They mill anxiously about the narrow hallway adjacent to the locker room, dim, orange-yellow light illuminating helmets, bent, tape-bound sticks gripped in clenched hands, eyes staring intently at the laces of skates, some swaying almost imperceptibly, muttering to themselves a steady stream of nearly formless invocations under their breath, still others pacing, barking encouraging words and pounding teammates on shoulder pads, tapping shin guards with stick blades. In the stands, seats slowly begin to fill as the newly minted home crowd streams into the rink, making space along the frigid rows of benches, huddling together and blowing clouded air into cupped hands for warmth as they peer out expectantly onto the unblemished sheet of ice, bright and reflective, covered with a fresh sheen of moisture, crystallizing, like the moment, into brittle, sparkling clarity.
In that corridor just off the ice, just out of view, the players crowd, their eyes sharp, their energy coming into focus. Only these nerves, this simmering vitality - it's not just for themselves, not just for the fans, easing into slowly warming seats, not just for the game at hand.
It's also for those who will come after.
The generations, whose potential livelihoods as professional athletes rest with the speed of their skates and the deftness of their sticks. With the power of their checks and in their willingness to do the dirty work in the corners and along the boards, to dig pucks out and clear the crease, to fight for every inch of ice, to fight for second chances in front of the net - because for themselves and for those future athletes, there may be no second chances. This is their opportunity for creating a lasting space, a hand-stitched seam from the thread of their blood, their sweat, their triumphs and losses, in the fabric of the cultural consciousness, not only for themselves, not only for the here and now, but for those untold future generations to come.

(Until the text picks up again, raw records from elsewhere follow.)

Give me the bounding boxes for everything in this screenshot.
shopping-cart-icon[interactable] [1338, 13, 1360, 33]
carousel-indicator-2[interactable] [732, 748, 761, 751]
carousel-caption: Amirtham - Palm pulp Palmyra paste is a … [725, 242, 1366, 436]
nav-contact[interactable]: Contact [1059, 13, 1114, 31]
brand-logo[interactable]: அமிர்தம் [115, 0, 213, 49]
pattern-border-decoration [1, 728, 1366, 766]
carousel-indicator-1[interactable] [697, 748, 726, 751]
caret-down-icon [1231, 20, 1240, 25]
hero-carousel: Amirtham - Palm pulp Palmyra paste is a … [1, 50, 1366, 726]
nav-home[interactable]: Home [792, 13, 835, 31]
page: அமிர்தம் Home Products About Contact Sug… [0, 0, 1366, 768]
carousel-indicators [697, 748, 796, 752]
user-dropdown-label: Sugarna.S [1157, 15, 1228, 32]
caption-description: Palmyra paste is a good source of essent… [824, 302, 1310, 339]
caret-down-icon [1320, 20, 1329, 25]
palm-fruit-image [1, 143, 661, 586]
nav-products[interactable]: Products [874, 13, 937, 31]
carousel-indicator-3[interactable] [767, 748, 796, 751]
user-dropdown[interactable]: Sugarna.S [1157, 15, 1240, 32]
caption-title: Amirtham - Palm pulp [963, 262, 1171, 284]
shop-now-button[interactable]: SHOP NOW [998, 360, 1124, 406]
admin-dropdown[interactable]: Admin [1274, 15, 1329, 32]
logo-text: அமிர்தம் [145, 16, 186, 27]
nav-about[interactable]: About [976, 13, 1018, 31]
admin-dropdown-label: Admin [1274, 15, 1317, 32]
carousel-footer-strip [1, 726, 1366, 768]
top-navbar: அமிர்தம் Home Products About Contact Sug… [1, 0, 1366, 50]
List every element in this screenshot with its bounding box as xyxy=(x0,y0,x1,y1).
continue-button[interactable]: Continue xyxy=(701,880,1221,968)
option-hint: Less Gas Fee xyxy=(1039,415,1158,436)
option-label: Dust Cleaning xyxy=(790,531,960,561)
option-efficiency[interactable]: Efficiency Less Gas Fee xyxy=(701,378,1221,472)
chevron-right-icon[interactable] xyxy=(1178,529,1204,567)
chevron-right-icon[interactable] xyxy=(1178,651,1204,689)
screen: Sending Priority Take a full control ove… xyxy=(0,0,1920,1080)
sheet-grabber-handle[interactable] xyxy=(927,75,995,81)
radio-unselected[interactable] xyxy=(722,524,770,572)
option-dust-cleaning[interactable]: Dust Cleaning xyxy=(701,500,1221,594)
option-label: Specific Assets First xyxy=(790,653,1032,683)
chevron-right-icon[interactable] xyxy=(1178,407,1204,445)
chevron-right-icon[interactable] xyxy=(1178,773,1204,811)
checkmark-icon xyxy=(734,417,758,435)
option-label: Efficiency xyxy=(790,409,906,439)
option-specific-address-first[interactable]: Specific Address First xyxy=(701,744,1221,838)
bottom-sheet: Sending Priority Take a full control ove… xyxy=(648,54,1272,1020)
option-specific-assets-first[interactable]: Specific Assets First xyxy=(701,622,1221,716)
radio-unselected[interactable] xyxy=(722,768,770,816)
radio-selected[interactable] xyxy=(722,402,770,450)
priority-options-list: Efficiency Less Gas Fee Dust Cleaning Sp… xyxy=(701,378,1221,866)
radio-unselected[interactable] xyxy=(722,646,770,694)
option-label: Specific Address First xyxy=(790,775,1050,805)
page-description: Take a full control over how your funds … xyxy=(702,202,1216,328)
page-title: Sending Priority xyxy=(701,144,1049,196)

These athletes, these hockey players, bursting with barely contained dynamism in the doorway of a rink here in the far-flung reaches of Brooklyn's Dead Horse Bay, a rink eerily similar to all the other rinks they've ever known, known since they were five, six years old, shuffle closer and closer to the ice, drawn ever forward by the pull of the game they love.
These are the New York Riveters.
And they're the first ladies of America's professional women's ice hockey league.